Da hilft es wenig, wenn man hochgemut verkündet, man werde die Zusammenarbeit mit der IAEA einschränken und nun zehn oder gar 20 zusätzliche Anreicherungsanlagen bauen. Selbst wenn das Regime die Kapazitäten und das Geld dafür hätte, die Zeit hat es nicht mehr. Also wird schnell eine neue Rakete nach der anderen getestet und als Wunderwaffe klassifiziert. Glaubte man den offiziellen Verkündungen, dann stünde der Iran militärisch unbesiegbar da. Aber diese Aura geben sich solche Regimes ja gerne, zumal wenn sonst nicht mehr viel bleibt, außer auf den nächsten Protesttag zu warten.
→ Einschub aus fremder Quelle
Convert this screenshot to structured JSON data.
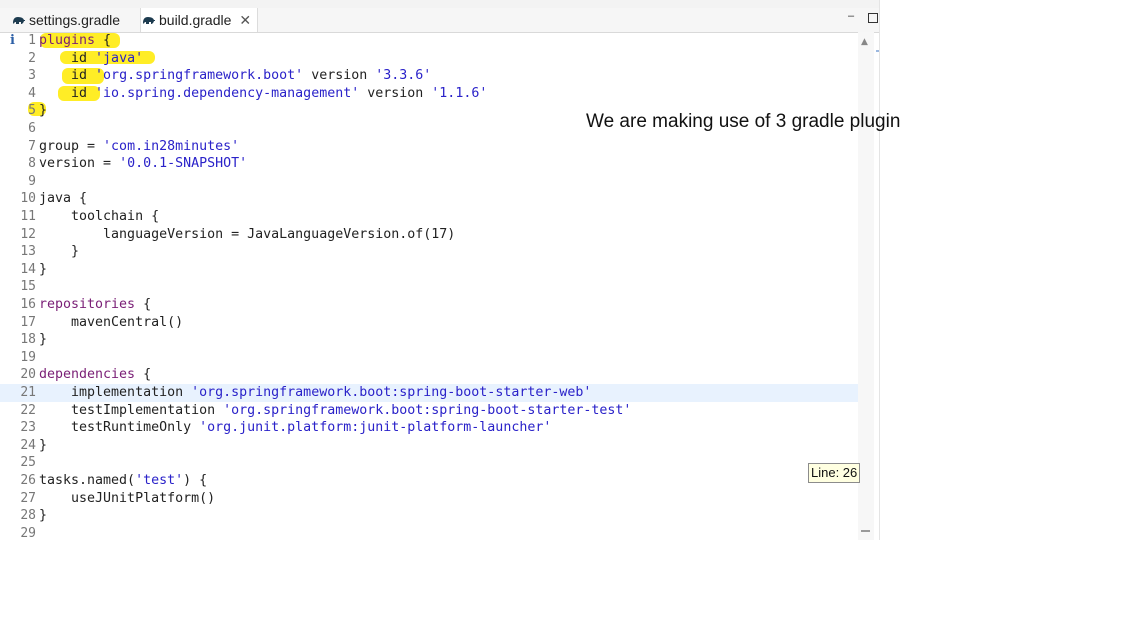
{
  "tabs": [
    {
      "label": "settings.gradle",
      "icon": "gradle-elephant-icon"
    },
    {
      "label": "build.gradle",
      "icon": "gradle-elephant-icon",
      "active": true,
      "dirty": true
    }
  ],
  "tab_close_glyph": "✕",
  "window_controls": {
    "minimize_glyph": "‒",
    "maximize_glyph": ""
  },
  "info_glyph": "i",
  "editor": {
    "current_line": 21,
    "lines": [
      {
        "n": "1",
        "text": "plugins {"
      },
      {
        "n": "2",
        "text": "    id 'java'"
      },
      {
        "n": "3",
        "text": "    id 'org.springframework.boot' version '3.3.6'"
      },
      {
        "n": "4",
        "text": "    id 'io.spring.dependency-management' version '1.1.6'"
      },
      {
        "n": "5",
        "text": "}"
      },
      {
        "n": "6",
        "text": ""
      },
      {
        "n": "7",
        "text": "group = 'com.in28minutes'"
      },
      {
        "n": "8",
        "text": "version = '0.0.1-SNAPSHOT'"
      },
      {
        "n": "9",
        "text": ""
      },
      {
        "n": "10",
        "text": "java {"
      },
      {
        "n": "11",
        "text": "    toolchain {"
      },
      {
        "n": "12",
        "text": "        languageVersion = JavaLanguageVersion.of(17)"
      },
      {
        "n": "13",
        "text": "    }"
      },
      {
        "n": "14",
        "text": "}"
      },
      {
        "n": "15",
        "text": ""
      },
      {
        "n": "16",
        "text": "repositories {"
      },
      {
        "n": "17",
        "text": "    mavenCentral()"
      },
      {
        "n": "18",
        "text": "}"
      },
      {
        "n": "19",
        "text": ""
      },
      {
        "n": "20",
        "text": "dependencies {"
      },
      {
        "n": "21",
        "text": "    implementation 'org.springframework.boot:spring-boot-starter-web'"
      },
      {
        "n": "22",
        "text": "    testImplementation 'org.springframework.boot:spring-boot-starter-test'"
      },
      {
        "n": "23",
        "text": "    testRuntimeOnly 'org.junit.platform:junit-platform-launcher'"
      },
      {
        "n": "24",
        "text": "}"
      },
      {
        "n": "25",
        "text": ""
      },
      {
        "n": "26",
        "text": "tasks.named('test') {"
      },
      {
        "n": "27",
        "text": "    useJUnitPlatform()"
      },
      {
        "n": "28",
        "text": "}"
      },
      {
        "n": "29",
        "text": ""
      }
    ]
  },
  "tooltip": "Line: 26",
  "annotation": "We are making use of 3 gradle plugin",
  "colors": {
    "keyword": "#7a1f76",
    "string": "#2a22c9",
    "highlighter": "#ffea00",
    "current_line": "#e8f2fe"
  }
}
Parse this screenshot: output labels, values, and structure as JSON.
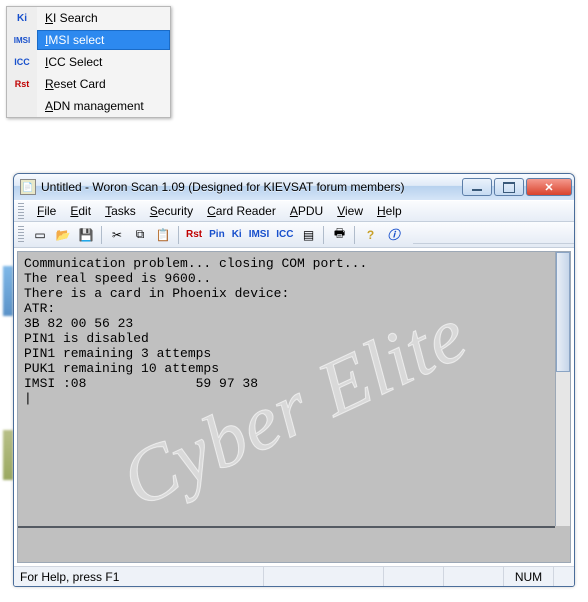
{
  "popup": {
    "items": [
      {
        "icon": "Ki",
        "label_prefix": "K",
        "label_rest": "I Search"
      },
      {
        "icon": "IMSI",
        "label_prefix": "I",
        "label_rest": "MSI select",
        "selected": true
      },
      {
        "icon": "ICC",
        "label_prefix": "I",
        "label_rest": "CC Select"
      },
      {
        "icon": "Rst",
        "label_prefix": "R",
        "label_rest": "eset Card"
      },
      {
        "icon": "",
        "label_prefix": "A",
        "label_rest": "DN management"
      }
    ]
  },
  "window": {
    "title": "Untitled - Woron Scan 1.09 (Designed for KIEVSAT forum members)",
    "menus": [
      {
        "u": "F",
        "rest": "ile"
      },
      {
        "u": "E",
        "rest": "dit"
      },
      {
        "u": "T",
        "rest": "asks"
      },
      {
        "u": "S",
        "rest": "ecurity"
      },
      {
        "u": "C",
        "rest": "ard Reader"
      },
      {
        "u": "A",
        "rest": "PDU"
      },
      {
        "u": "V",
        "rest": "iew"
      },
      {
        "u": "H",
        "rest": "elp"
      }
    ],
    "toolbar": {
      "rst": "Rst",
      "pin": "Pin",
      "ki": "Ki",
      "imsi": "IMSI",
      "icc": "ICC"
    },
    "output": "Communication problem... closing COM port...\nThe real speed is 9600..\nThere is a card in Phoenix device:\nATR:\n3B 82 00 56 23\nPIN1 is disabled\nPIN1 remaining 3 attemps\nPUK1 remaining 10 attemps\nIMSI :08              59 97 38\n|",
    "watermark": "Cyber Elite",
    "status": {
      "help": "For Help, press F1",
      "num": "NUM"
    }
  }
}
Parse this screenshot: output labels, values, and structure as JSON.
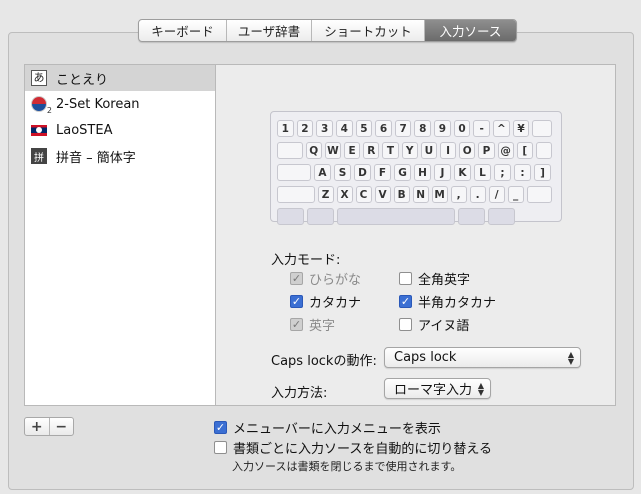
{
  "tabs": [
    {
      "label": "キーボード"
    },
    {
      "label": "ユーザ辞書"
    },
    {
      "label": "ショートカット"
    },
    {
      "label": "入力ソース"
    }
  ],
  "input_sources": [
    {
      "label": "ことえり",
      "icon": "kotoeri-icon",
      "icon_text": "あ"
    },
    {
      "label": "2-Set Korean",
      "icon": "korean-flag-icon"
    },
    {
      "label": "LaoSTEA",
      "icon": "lao-flag-icon"
    },
    {
      "label": "拼音 – 簡体字",
      "icon": "pinyin-icon",
      "icon_text": "拼"
    }
  ],
  "keyboard": {
    "row1": [
      "1",
      "2",
      "3",
      "4",
      "5",
      "6",
      "7",
      "8",
      "9",
      "0",
      "-",
      "^",
      "¥"
    ],
    "row2": [
      "Q",
      "W",
      "E",
      "R",
      "T",
      "Y",
      "U",
      "I",
      "O",
      "P",
      "@",
      "["
    ],
    "row3": [
      "A",
      "S",
      "D",
      "F",
      "G",
      "H",
      "J",
      "K",
      "L",
      ";",
      ":",
      "]"
    ],
    "row4": [
      "Z",
      "X",
      "C",
      "V",
      "B",
      "N",
      "M",
      ",",
      ".",
      "/",
      "_"
    ]
  },
  "input_mode": {
    "label": "入力モード:",
    "options": [
      {
        "label": "ひらがな",
        "checked": true,
        "disabled": true
      },
      {
        "label": "全角英字",
        "checked": false,
        "disabled": false
      },
      {
        "label": "カタカナ",
        "checked": true,
        "disabled": false
      },
      {
        "label": "半角カタカナ",
        "checked": true,
        "disabled": false
      },
      {
        "label": "英字",
        "checked": true,
        "disabled": true
      },
      {
        "label": "アイヌ語",
        "checked": false,
        "disabled": false
      }
    ]
  },
  "caps_lock": {
    "label": "Caps lockの動作:",
    "value": "Caps lock"
  },
  "input_method": {
    "label": "入力方法:",
    "value": "ローマ字入力"
  },
  "bottom": {
    "add": "+",
    "remove": "−",
    "show_menu": {
      "label": "メニューバーに入力メニューを表示",
      "checked": true
    },
    "auto_switch": {
      "label": "書類ごとに入力ソースを自動的に切り替える",
      "checked": false
    },
    "note": "入力ソースは書類を閉じるまで使用されます。"
  },
  "colors": {
    "accent": "#3b6fd3",
    "tab_active": "#7a7a7a"
  }
}
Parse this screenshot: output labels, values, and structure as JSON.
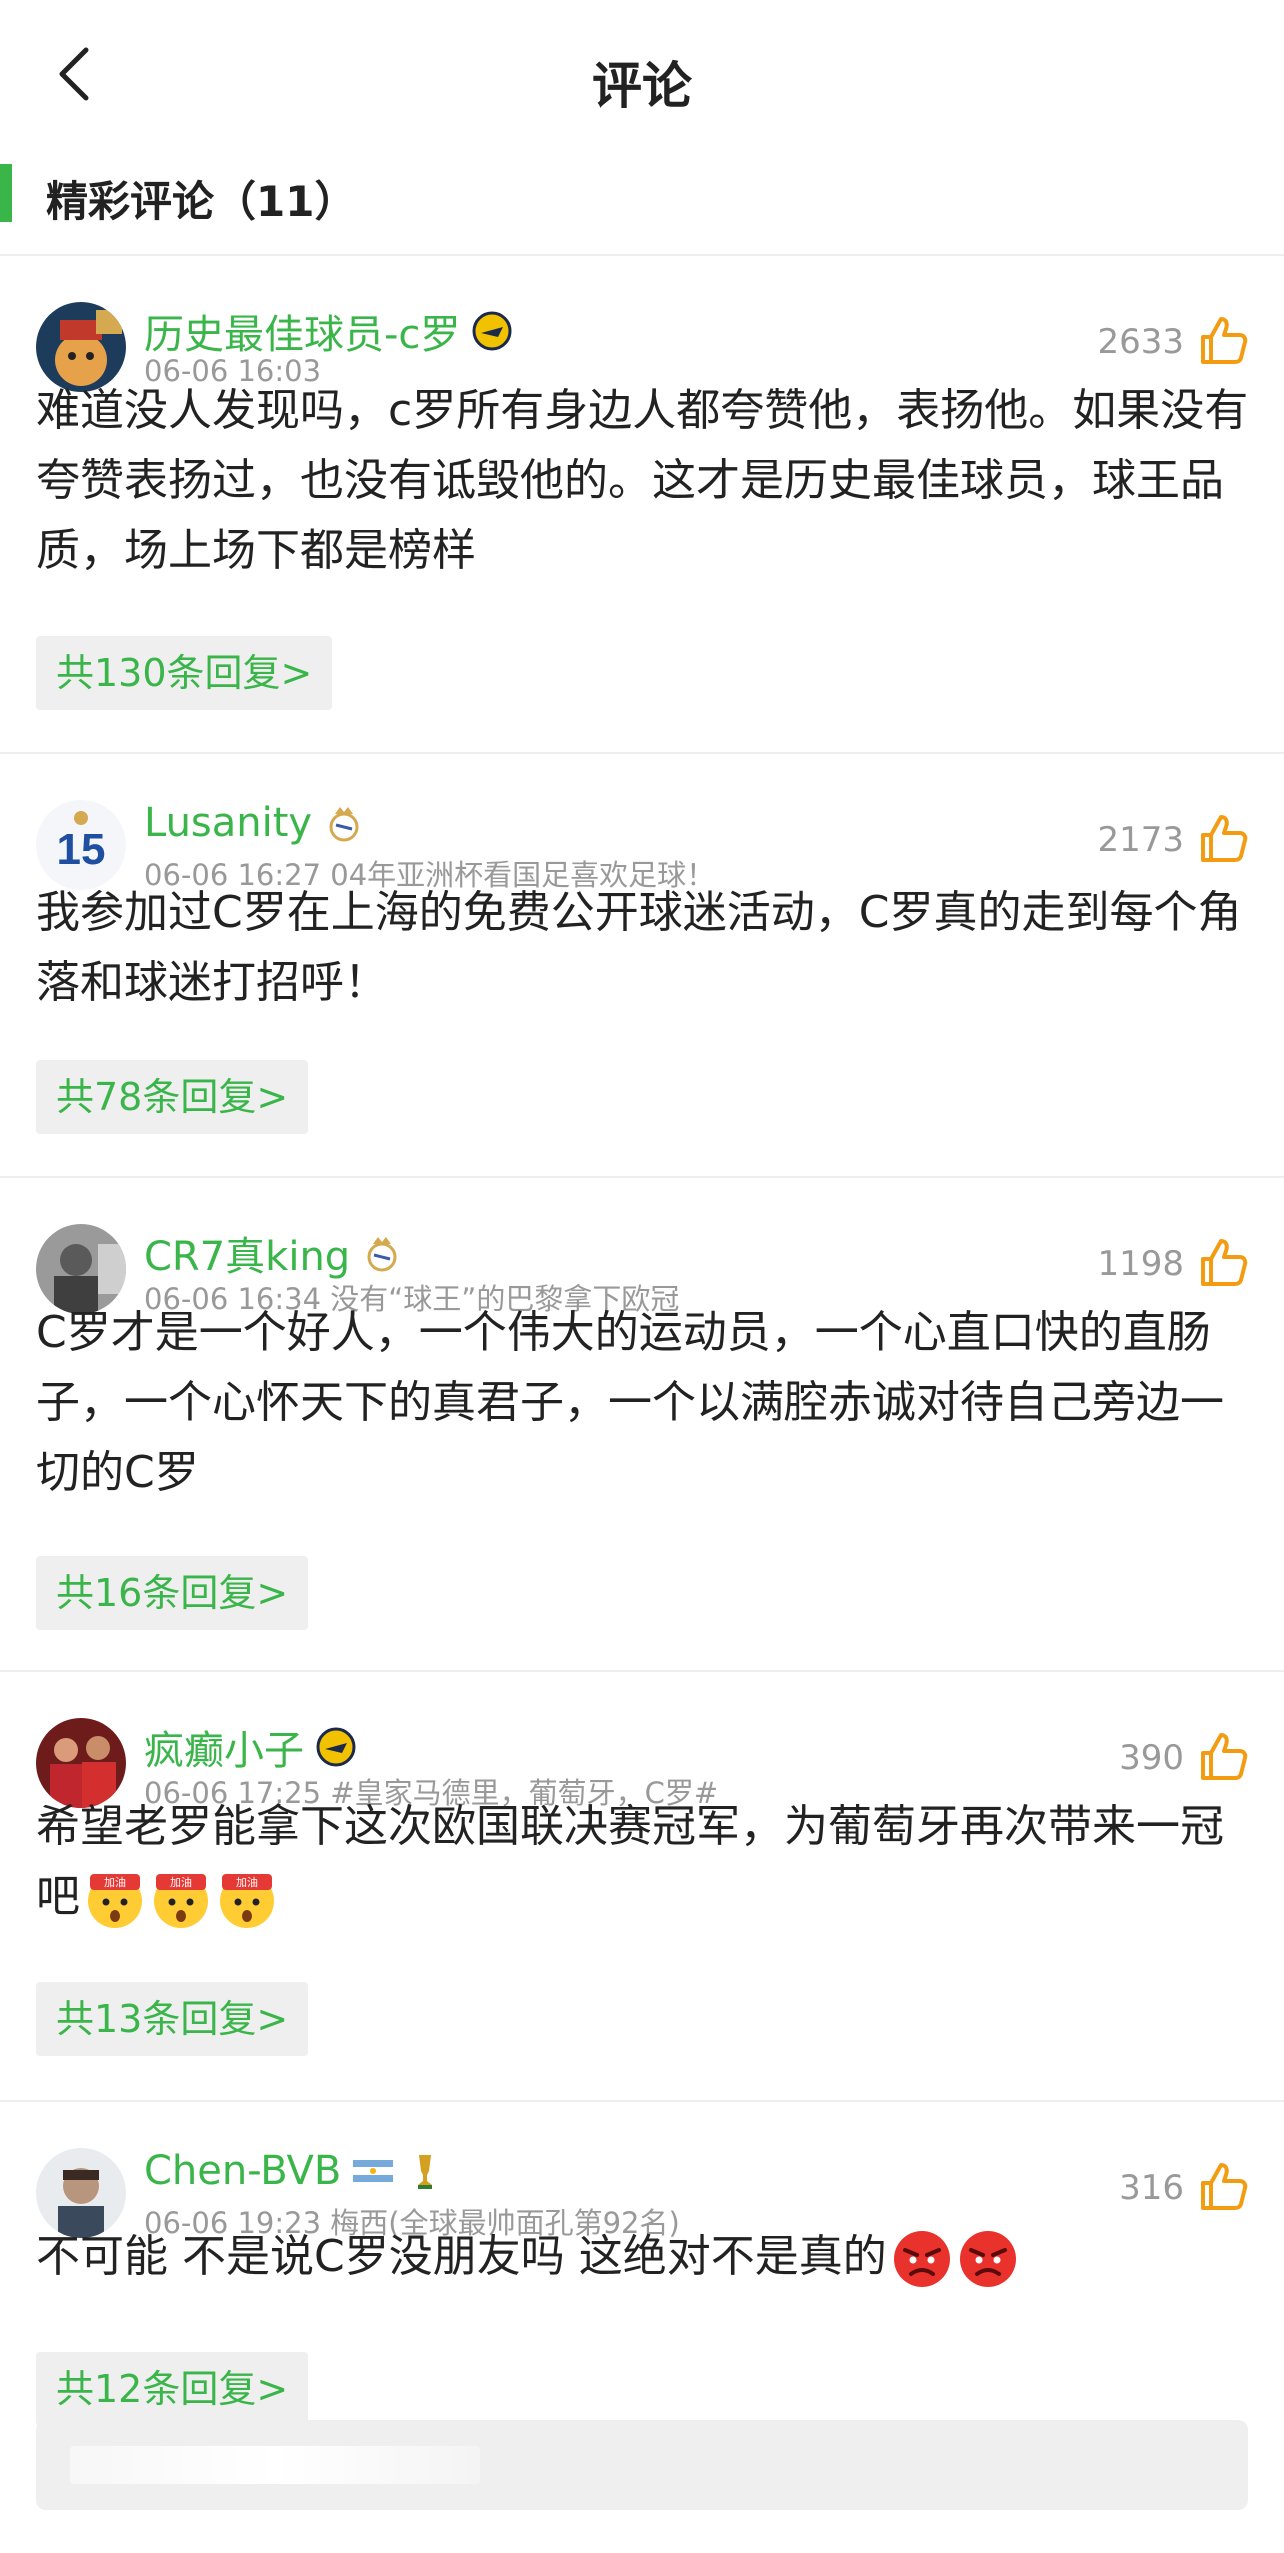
{
  "nav": {
    "title": "评论",
    "back_icon": "chevron-left-icon"
  },
  "section": {
    "title": "精彩评论（11）"
  },
  "colors": {
    "accent": "#3ab54a",
    "like": "#f39c12",
    "meta": "#999999"
  },
  "comments": [
    {
      "name": "历史最佳球员-c罗",
      "meta": "06-06 16:03",
      "likes": "2633",
      "text": "难道没人发现吗，c罗所有身边人都夸赞他，表扬他。如果没有夸赞表扬过，也没有诋毁他的。这才是历史最佳球员，球王品质，场上场下都是榜样",
      "reply": "共130条回复>",
      "badges": [
        "al-nassr-badge-icon"
      ],
      "emojis": []
    },
    {
      "name": "Lusanity",
      "meta": "06-06 16:27 04年亚洲杯看国足喜欢足球！",
      "likes": "2173",
      "text": "我参加过C罗在上海的免费公开球迷活动，C罗真的走到每个角落和球迷打招呼！",
      "reply": "共78条回复>",
      "badges": [
        "real-madrid-badge-icon"
      ],
      "emojis": []
    },
    {
      "name": "CR7真king",
      "meta": "06-06 16:34 没有“球王”的巴黎拿下欧冠",
      "likes": "1198",
      "text": "C罗才是一个好人，一个伟大的运动员，一个心直口快的直肠子，一个心怀天下的真君子，一个以满腔赤诚对待自己旁边一切的C罗",
      "reply": "共16条回复>",
      "badges": [
        "real-madrid-badge-icon"
      ],
      "emojis": []
    },
    {
      "name": "疯癫小子",
      "meta": "06-06 17:25 #皇家马德里，葡萄牙，C罗#",
      "likes": "390",
      "text": "希望老罗能拿下这次欧国联决赛冠军，为葡萄牙再次带来一冠吧",
      "reply": "共13条回复>",
      "badges": [
        "al-nassr-badge-icon"
      ],
      "emojis": [
        "cheer-emoji-icon",
        "cheer-emoji-icon",
        "cheer-emoji-icon"
      ],
      "emoji_label": "加油"
    },
    {
      "name": "Chen-BVB",
      "meta": "06-06 19:23 梅西(全球最帅面孔第92名)",
      "likes": "316",
      "text": "不可能 不是说C罗没朋友吗 这绝对不是真的",
      "reply": "共12条回复>",
      "badges": [
        "argentina-flag-icon",
        "world-cup-trophy-icon"
      ],
      "emojis": [
        "angry-emoji-icon",
        "angry-emoji-icon"
      ]
    }
  ],
  "input": {
    "placeholder": ""
  }
}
Der kam überraschend am Montag. Nach dem Tod des oppositionellen Ayatollahs Hussein Ali Montazeri versammelten sich in mehreren Städten Trauernde, in Qom waren es Hunderttausende, es kam zu Auseinandersetzungen mit Polizei und Milizen. Weitere Konflikte werden erwartet, denn am 18. Dezember hat der »heilige Monat Morraham« der Schiiten begonnen, der seinen Höhepunkt am 26. und 27. Dezember finden wird, im Gedenken an die Ermordung des Propheten­enkels Hussein. Wie wird das Regime mit diesem höchsten religiösen schiitischen Feiertag umgehen, der die gesamte Märtyrerideologie nicht zuletzt in Verbindung mit dem Bekenntnis zum Kampf gegen eine »ungerechte« Regierung symbolisiert? Absagen kann man den Feiertag nicht, Demonstrationen aber wird es geben.
Beruhigend bleibt, dass man den Demonstranten in Teheran und den anderen iranischen Städten nicht nachsagen kann, dass sie den Märyrertod suchten. Sie suchen alles mögliche andere, und auch das macht sie so sympathisch.